Deramciclane, a camphor derivative, is a novel anxiolytic agent with a unique mechanism of action. It acts as a potent and specific antagonist at serotonin 5-HT2A/2C receptors, and exhibits anxiolytic efficacy in animal models. The aim of this double-blind, placebo-controlled, parallel-group study was to evaluate the efficacy, safety, and tolerability of a range of doses of deramciclane in patients with generalized anxiety disorder (GAD). Adult patients with a diagnosis of GAD (DSM-IV) and a Hamilton Anxiety Rating Scale (HAM-A) total score ≥ 18; a score ≥ 2 for the HAM-A items 'Anxious Mood' and 'Tension'; a score ≥ 4 on the Clinical Global Impression of Severity of Illness (CGI-S) Scale; and a score ≤ 20 on the Montgomery-Åsberg Depression Rating Scale (MADRS) were enrolled in the study. Following a 1-2 week placebo run-in period, patients were randomized to receive deramciclane (10, 30, or 60 mg/day in two divided doses) or placebo for 8 weeks, followed by a 2-week placebo wash-out period. The primary efficacy measure was change in HAM-A score from baseline to week 8. Adverse events were monitored throughout the study. Withdrawal reactions were assessed at the end of the study (week 8) and during the placebo wash-out period using the Physician's Withdrawal Checklist (34 items). In the intent-to-treat population (n = 208), both the deramciclane 30 mg/day and 60 mg/day doses provided clinically relevant improvements in HAM-A total score after 8 weeks of treatment, reaching statistical significance compared with placebo in the 60 mg/day dose group (p = 0.024) and a clear trend in the 30 mg/day group (p = 0.059). On the HAM-A psychic anxiety factor, significant improvements were seen in patients in the deramciclane 30 mg/day and 60 mg/day treatment groups compared with those in the placebo group (p < 0.05).
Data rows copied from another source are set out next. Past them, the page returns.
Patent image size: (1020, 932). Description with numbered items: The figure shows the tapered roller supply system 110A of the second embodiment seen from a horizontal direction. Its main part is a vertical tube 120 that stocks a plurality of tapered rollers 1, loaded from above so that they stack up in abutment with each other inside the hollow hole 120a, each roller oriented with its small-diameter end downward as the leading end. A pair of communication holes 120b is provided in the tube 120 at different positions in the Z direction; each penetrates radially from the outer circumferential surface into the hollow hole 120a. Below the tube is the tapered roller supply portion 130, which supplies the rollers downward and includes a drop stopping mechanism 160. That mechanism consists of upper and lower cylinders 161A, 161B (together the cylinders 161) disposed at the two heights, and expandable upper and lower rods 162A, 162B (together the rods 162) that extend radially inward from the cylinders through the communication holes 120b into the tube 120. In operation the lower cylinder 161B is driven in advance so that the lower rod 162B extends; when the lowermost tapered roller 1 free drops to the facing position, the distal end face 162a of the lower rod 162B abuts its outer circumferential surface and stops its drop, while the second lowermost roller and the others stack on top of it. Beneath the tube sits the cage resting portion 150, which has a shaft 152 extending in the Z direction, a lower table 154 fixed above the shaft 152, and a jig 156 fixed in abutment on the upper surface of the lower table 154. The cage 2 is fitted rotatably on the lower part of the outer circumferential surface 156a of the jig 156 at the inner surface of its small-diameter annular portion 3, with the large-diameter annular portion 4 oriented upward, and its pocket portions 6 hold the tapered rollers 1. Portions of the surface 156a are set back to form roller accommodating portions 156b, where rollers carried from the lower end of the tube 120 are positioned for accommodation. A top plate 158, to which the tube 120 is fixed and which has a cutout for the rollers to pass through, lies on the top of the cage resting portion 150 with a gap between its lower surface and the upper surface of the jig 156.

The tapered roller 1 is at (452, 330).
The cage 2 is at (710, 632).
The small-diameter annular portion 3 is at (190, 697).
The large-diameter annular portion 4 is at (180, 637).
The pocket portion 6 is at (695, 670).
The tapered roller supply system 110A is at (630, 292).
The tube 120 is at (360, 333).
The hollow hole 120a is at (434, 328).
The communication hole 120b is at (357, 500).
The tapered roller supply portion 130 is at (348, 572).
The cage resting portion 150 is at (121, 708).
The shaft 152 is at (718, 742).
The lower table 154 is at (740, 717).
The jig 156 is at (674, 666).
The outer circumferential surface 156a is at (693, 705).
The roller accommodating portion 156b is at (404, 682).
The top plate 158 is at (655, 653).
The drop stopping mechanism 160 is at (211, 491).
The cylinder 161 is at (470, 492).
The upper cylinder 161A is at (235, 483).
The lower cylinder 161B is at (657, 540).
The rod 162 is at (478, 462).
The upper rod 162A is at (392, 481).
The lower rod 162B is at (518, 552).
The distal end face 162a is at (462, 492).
Adverse events were reported at a similar frequency across all four treatment groups; the most commonly reported adverse event was headache. No withdrawal reactions were observed on abrupt discontinuation of deramciclane. In conclusion, deramciclane 60 mg/day showed significant evidence of efficacy for the treatment of GAD in adult patients. The efficacy for the 30 mg/day dose was close to the larger dose although not significant in the primary analysis, and there was no significant evidence of efficacy for the 10 mg/day dose. Deramciclane was safe and well-tolerated up to the 60 mg/day dose over an 8-week period.